Biri cuco'nun nidusu üzerinden uçar

BU PLATFORMLARDAN HERHANGİ BİRİNDE MEVCUTTUR:

Görülmeye değer efsanevi başlıklardan biri. Sosyolojik paradigmadaki bariz değişikliklere rağmen bir film ya da kitap öfkeli geçerliliği ile eskidiğinde, bunun nedeni aşkın olana işaret etmeleridir. Ve büyük tartışmaları veya süslü fikirleri kastetmiyorum. Aşkın, her gün için de bir açıklama getiren şey olabilir. Çünkü büyük sorular her şeyden önce küçük şeylerle ilgilidir.

Randle'ın (Jack) sonunda dövüldüğü psikiyatri hastanesi, herkesin yerini aradığı ya da ihmal ya da teslimiyetle oraya itildiği aile gibi boyun eğdiriliyor. Her şeyin daha da çılgın öncüller altında gerçekleştiği bir dünyaya bakmak için herkes deli ya da kesinlikle aklı başında.
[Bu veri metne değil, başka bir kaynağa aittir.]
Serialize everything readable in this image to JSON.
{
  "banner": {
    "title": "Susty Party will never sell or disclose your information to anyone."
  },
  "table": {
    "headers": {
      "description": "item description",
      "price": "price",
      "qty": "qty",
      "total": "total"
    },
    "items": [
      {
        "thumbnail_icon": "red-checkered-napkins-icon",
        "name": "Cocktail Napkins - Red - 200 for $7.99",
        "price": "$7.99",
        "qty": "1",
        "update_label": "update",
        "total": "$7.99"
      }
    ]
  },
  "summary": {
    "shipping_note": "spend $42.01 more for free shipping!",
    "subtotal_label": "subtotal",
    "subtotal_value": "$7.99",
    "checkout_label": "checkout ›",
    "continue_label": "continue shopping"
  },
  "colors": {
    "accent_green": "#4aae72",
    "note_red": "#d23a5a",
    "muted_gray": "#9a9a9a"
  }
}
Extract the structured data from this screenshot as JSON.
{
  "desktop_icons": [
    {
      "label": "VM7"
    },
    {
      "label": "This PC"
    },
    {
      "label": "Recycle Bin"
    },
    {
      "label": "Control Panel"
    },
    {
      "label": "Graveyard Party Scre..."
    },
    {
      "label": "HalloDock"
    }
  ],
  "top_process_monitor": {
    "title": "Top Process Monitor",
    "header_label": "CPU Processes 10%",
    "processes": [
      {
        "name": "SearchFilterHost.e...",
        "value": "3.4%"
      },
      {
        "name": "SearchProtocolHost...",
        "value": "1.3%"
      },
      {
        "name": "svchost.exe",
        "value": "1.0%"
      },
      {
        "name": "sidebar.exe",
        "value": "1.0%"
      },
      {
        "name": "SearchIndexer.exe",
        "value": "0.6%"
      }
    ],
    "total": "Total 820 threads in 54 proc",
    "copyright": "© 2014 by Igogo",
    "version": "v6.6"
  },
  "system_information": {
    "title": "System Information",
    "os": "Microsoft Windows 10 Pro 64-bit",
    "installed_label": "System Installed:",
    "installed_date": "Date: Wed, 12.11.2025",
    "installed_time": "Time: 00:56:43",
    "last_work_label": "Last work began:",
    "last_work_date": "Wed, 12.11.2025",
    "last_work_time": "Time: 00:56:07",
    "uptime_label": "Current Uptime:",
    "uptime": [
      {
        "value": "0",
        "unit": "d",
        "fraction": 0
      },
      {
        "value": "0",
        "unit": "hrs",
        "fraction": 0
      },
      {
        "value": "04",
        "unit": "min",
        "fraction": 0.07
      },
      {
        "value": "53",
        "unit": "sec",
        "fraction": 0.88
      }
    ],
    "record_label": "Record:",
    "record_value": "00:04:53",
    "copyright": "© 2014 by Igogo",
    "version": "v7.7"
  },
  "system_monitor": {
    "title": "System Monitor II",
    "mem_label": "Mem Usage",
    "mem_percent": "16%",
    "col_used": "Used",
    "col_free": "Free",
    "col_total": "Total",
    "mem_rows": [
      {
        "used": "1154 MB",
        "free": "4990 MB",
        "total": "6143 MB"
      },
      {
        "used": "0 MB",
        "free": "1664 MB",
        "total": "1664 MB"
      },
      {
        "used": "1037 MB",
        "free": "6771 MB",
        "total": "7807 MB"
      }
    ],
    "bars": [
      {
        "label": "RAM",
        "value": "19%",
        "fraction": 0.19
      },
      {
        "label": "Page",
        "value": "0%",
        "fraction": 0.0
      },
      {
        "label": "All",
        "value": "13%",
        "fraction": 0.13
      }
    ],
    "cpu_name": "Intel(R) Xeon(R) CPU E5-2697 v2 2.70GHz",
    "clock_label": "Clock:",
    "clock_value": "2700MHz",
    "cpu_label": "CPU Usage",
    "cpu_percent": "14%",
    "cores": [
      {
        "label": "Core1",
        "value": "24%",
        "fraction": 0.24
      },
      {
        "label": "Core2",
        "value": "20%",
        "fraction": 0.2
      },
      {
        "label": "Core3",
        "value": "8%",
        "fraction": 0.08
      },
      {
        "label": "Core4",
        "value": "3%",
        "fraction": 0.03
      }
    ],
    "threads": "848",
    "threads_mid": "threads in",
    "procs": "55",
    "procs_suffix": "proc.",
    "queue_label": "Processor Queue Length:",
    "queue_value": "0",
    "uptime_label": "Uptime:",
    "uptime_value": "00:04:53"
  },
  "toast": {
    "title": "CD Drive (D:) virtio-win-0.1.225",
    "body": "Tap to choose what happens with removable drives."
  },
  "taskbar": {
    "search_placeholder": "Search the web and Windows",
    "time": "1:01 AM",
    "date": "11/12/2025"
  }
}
Yetmişlerde, asitli mizah parıltılarıyla, olay örgüsü bizi çok farklı yollara götürüyor: anti-kahramanlar, anti-maceralar ve her şeye karşı olanlarla dolu hızlı aksiyondan, akıl ve delilik hakkında bir iç gözleme kadar.

5 / 5 - (17 oy)

Yorum yapın

Bu site spam'i azaltmak için Akismet'i kullanıyor. Yorum verilerinizin nasıl işlendiğini öğrenin.